Pattern matching, used by deep packet inspection applications that filter the stream of incoming packets by applying regular expressions stored in the rule data-base over the packet payload.
Cryptography, used by security applications to decrypt/encrypt the payload of incoming/outgoing packets.
CRC or checksum calculation, used by many networking protocols to indicate the integrity of the packets received from the network.
The size of the available on-chip memory is usually small, if any. As a result, some operations require a significant number of accesses to external memory.
Although several techniques are available to minimize their number (e.g. by using on-chip cache memories) or optimize them (e.g. by using DMA engines or memory bank interleaving), the penalty incurred by these accesses cannot be completely eliminated.
Their impact on the packet budget is significant, and sometimes the memory accesses per packet can even exceed the budget of processor cycles per packet. Examples of such operations are:
1) Reading the packet descriptor to local memory and writing it back to external memory (header caching); and,
2) Software implementations of table lookup algorithms.
To work around these two problems, several measures can be considered. Some of these are described below.
Use parallel processing to meet the packet budget
When using the pipeline model, each stage of the pipeline must still meet the packet budget, but the amount of processing that needs to fit into this number of clock cycles is limited to the one of the current pipeline stage as opposed to the full packet processing implemented by the entire system.
As a result of each pipeline stage processing a different packet, the packet budget is effectively multiplied with the number of pipeline stages.
When using the cluster model, the cluster is still required to process one packet per each packet budget interval, but by using internally several cores running in parallel, each one processing a different packet, the packet budget is effectively multiplied with the number of cores within the cluster.
Hiding the latency of accesses to external memory
No increase in the processing power is achieved by simply using the multi-threading.

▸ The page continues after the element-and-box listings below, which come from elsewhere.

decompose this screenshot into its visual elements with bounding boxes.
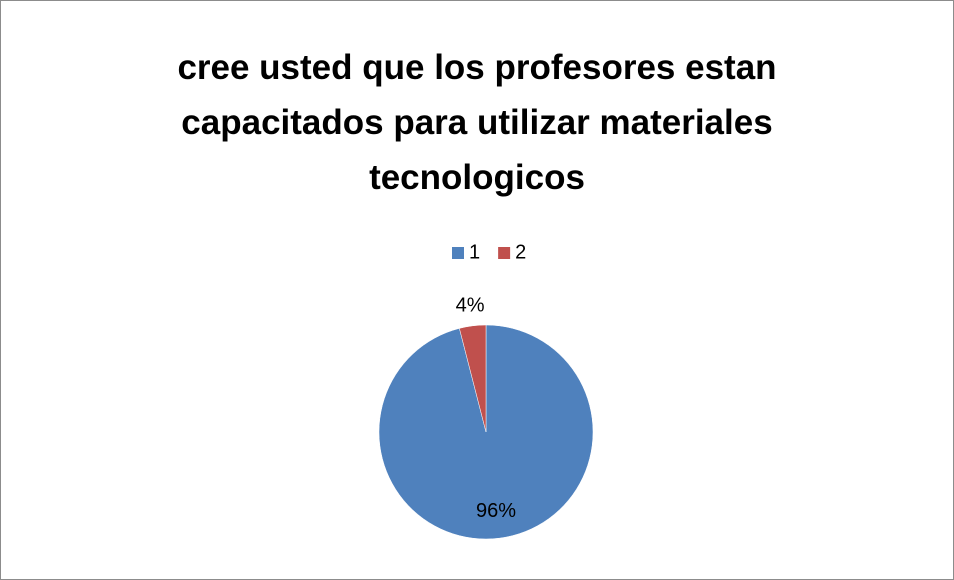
- data-label: 4%: [456, 294, 485, 316]
- data-label: 96%: [476, 500, 516, 522]
- legend-swatch: [498, 247, 511, 259]
- chart-title: cree usted que los profesores estan capa…: [177, 48, 777, 197]
- legend-label: 1: [469, 241, 480, 263]
- pie-slice: [459, 324, 487, 433]
- legend-swatch: [452, 247, 464, 259]
- legend-label: 2: [515, 241, 526, 263]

As the threads run in time sharing mode, all threads running on the same core use up a share of the processing cycles of their core.
However, multi-threading can be an important instrument in minimizing the waste of processing cycles of the core. In a cooperative multi-threading system, the current thread can decide to relinquish the control of the core to other threads immediately after sending a request to the external memory controller.
The memory access takes place while the thread which launched it is dormant and other threads are using the core to perform meaningful work on other packets. The thread will not resume the processing of the packet until the memory access has completed, thus the core is not wasting processing cycles as it does not busy-wait for the memory access to complete.
Therefore, as no increase in the processing power is achieved, multi-threading cannot minimize the latency of complex operations, but it can be an effective mechanism to hide this latency from the cores and thus increase the overall efficiency of the cores.